On a nice sunny California day, you find yourself hiking through the redwood forest in Yosemite National Park. As you come around a bend to a small opening among the trees, you find a husband and wife in the clearing. The wife comes up to you, she is frantic and says that her husband is not acting right and may have had a seizure. You approach the husband and note that he is very sweaty, flushed in the face, confused and not answering questions coherently. You suspect that he has a heat related illness. Despite his protestations, you are able to coax him into the shade and apply cold-water compresses. The park rangers are notified and they transport him to an Emergency Room.
Heat related illnesses range from benign heat cramps, to heat exhaustion, to heat stroke, a life-threatening emergency. Our Yosemite hiker likely had heat stroke. Heat related illnesses are becoming more prevalent with global warming and heat waves that occur more often and that are more intense. In fact, last month, June 2019, was the warmest June ever recorded. The hot June was mostly driven by a heat wave in Europe. Temperatures in France topped 110 degrees and in Athens the Acropolis was closed due to the heat. There seemed to be no escape from the heat in June as Anchorage Alaska hit 90 degrees for the first time ever.
Heat stroke is a medical emergency and must be recognized and treated immediately. There are two types of heat stroke. In classic heat stroke, there is exposure to excess heat, as during a heat wave. The body cannot dissipate the heat in the environment. It occurs in the elderly, in chronically ill patients and in those who cannot take care of themselves (for example an infant in a hot car). Exertional heat stroke occurs with excess production of heat. The body’s ability to dissipate the heat is overwhelmed by the heat produced. It strikes those who do strenuous physical activity, such as athletes, farm laborers, firefighters and soldiers. It does not always occur in hot weather and can happen at any time. Often overmotivation from peers or coaches drives the victim beyond what they can handle. In both types, there is a very high body temperature (often over 104 degrees), which leads to break down of tissue within the body, followed by multiorgan failure and, if not treated, death.
Symptoms of heat stroke include high fever, fast heart rate, fast breathing, and low blood pressure. In exertional heat stroke there is sweating but the skin is dry in the classic form, reflecting the fact the body can’t adapt to the heat. The brain is very sensitive to high fever and heat stroke victims can have confusion, dizziness, agitation, combativeness, slurred speech, nausea, vomiting, seizures and loss of consciousness. The muscles of the body can break down and there is often kidney and/or liver damage as well. The treatment of heat stroke is to cool the patient as quickly as possible. In the exertional form, immersion in cold water is often used. In elderly, classic heat stroke victims, immersion is not practical so strategies include infusing a cool solution via an IV line, application of cold packs and using a cooling blanket. Promptly diagnosing heat stroke and rapid cooling often reverses heat associated organ problems, without long-term consequences. Staying indoors, in air conditioning, during heat waves, may prevent classic heat stroke. Prevention also includes checking on elderly or vulnerable persons frequently during heat waves to ensure that they are coping.

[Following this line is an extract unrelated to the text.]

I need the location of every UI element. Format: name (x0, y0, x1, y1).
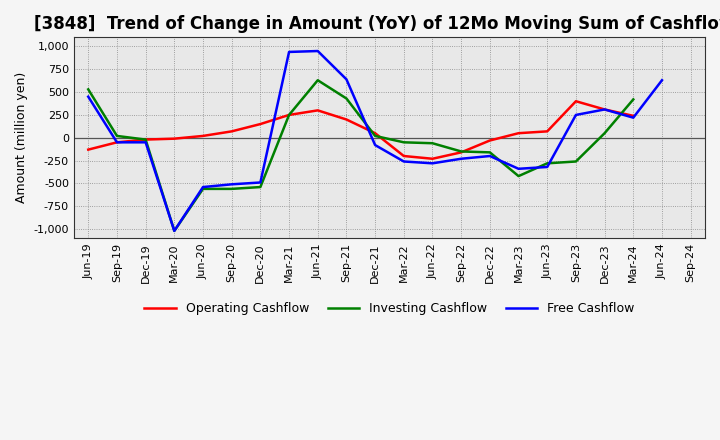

Heart patients and patients with peripheral arterial disease are especially vulnerable to the heat. Cardiovascular problems can impair the body’s ability to open up blood vessels. If blood vessels cannot open up, heat cannot be dissipated through the skin and heat stroke results. In addition, many heart medications can make handling the heat more difficult. Patients with high blood pressure and those with heart failure are often on diuretics (“water pills”). These medications tend to dehydrate patients. If exposed to extreme heat while on a diuretic, the salt and water lost through sweat exacerbates dehydration, leading to low blood pressure, loss of consciousness or kidney problems. Other medications, such as calcium channel blockers, ACE inhibitors (for example, lisinopril) and ARBs (for example, losartan) coupled with excess heat can lead to low blood pressure. The best advice for heart patients in a heat wave is to stay inside, in air-conditioning. In addition, it is best not to walk, exercise or work in the yard in the middle of the day during hot days. Go outside early in the day or after sunset, when the temperature is generally lower.
Enjoy the summer, but be cool and be careful on those hot humid days, don’t let a heat wave burn your heart.